Спустя короткое время я услышал, как рушится крыша дома, и стал укреплять дверь винного погреба. Я подпер ее деревянной лесенкой и брусьями п о лок и вновь обрел некоторое спокойствие: не потому, что сумел спастись, а потому, что физическая работа подействовала на меня благоприятно. Так, в ежесекундном ожидании роковой развязки, я провел несколько часов. Все время я слышал: надо мной – то там то здесь – что-то рушится. В подземелье горели две лампы, они придавали мне храбрости; от темного водоема веяло печалью. Без аппетита я доел остатки пирога. Воду я пил с жадностью.

Неожиданно лампы стали гаснуть, и я ощутил ужас, ужас, парализовавший меня. Когда обе лампы погаснут, я окажусь в полной темноте. Я ведь не догадался захватить с собой все светильники, что были в доме.

И вот тьма наступила. К тому же я ощутил: от водохранилища исходит зловоние пожарищ. Мне не оставалось ничего иного, как попытаться выйти; что ни случится – все лучше, чем задохнуться здесь, подобно хорьку в норе.

С превеликим трудом мне удалось приподнять крышку погреба – она была завалена остатками столовой залы.

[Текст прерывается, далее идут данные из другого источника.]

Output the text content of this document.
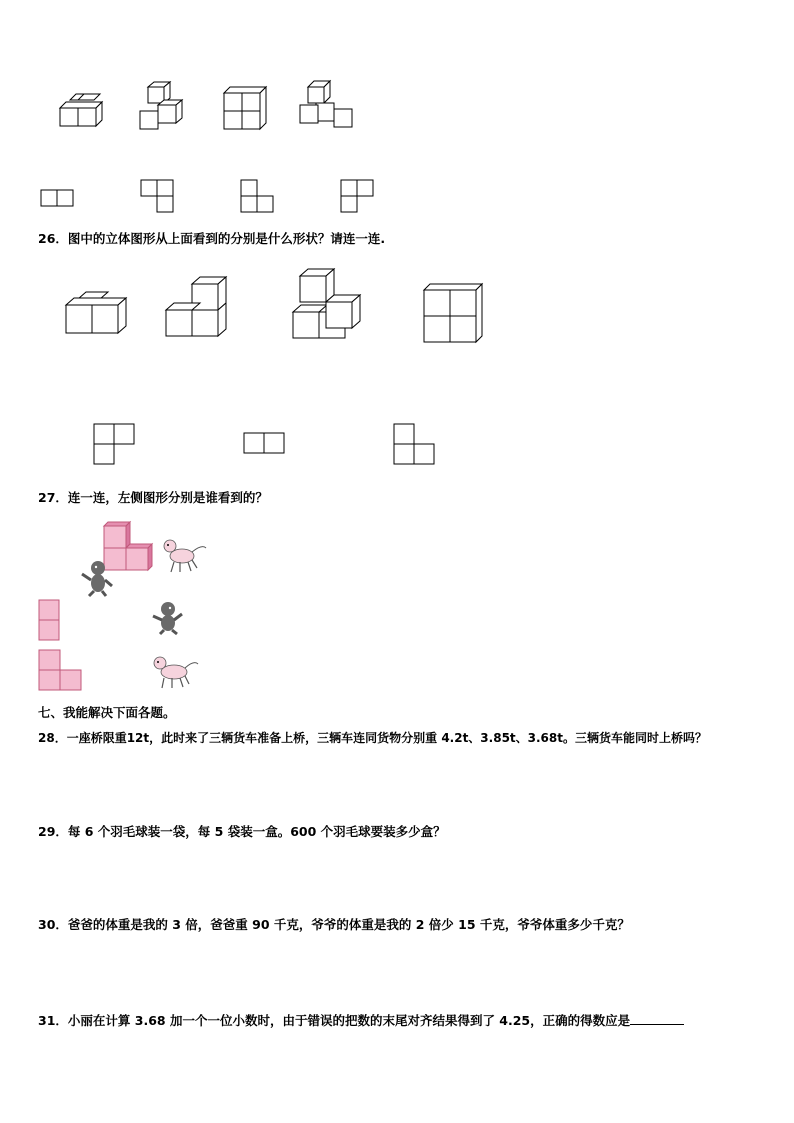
26．图中的立体图形从上面看到的分别是什么形状？请连一连.
27．连一连，左侧图形分别是谁看到的？
七、我能解决下面各题。
28．一座桥限重12t，此时来了三辆货车准备上桥，三辆车连同货物分别重 4.2t、3.85t、3.68t。三辆货车能同时上桥吗？
29．每 6 个羽毛球装一袋，每 5 袋装一盒。600 个羽毛球要装多少盒？
30．爸爸的体重是我的 3 倍，爸爸重 90 千克，爷爷的体重是我的 2 倍少 15 千克，爷爷体重多少千克？
31．小丽在计算 3.68 加一个一位小数时，由于错误的把数的末尾对齐结果得到了 4.25，正确的得数应是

…Адский дождь прекратился – уже во второй раз. Но города уже не существовало – одни руины. Крыши, двери, стены, городские башни повержены наземь. Безмолвие царило полнейшее, безмолвие катастрофы. Пять или шесть столбов дыма вздымали высоко в небо свои плюмажи, а здесь, на земле, под совершенно безмятежным небом, под небом, лазурная жестокость которого лишний раз подтверждала вечное равнодушие природы, несчастный город – мой бедный город, – мертвый, мертвый навеки, смердел, словно труп.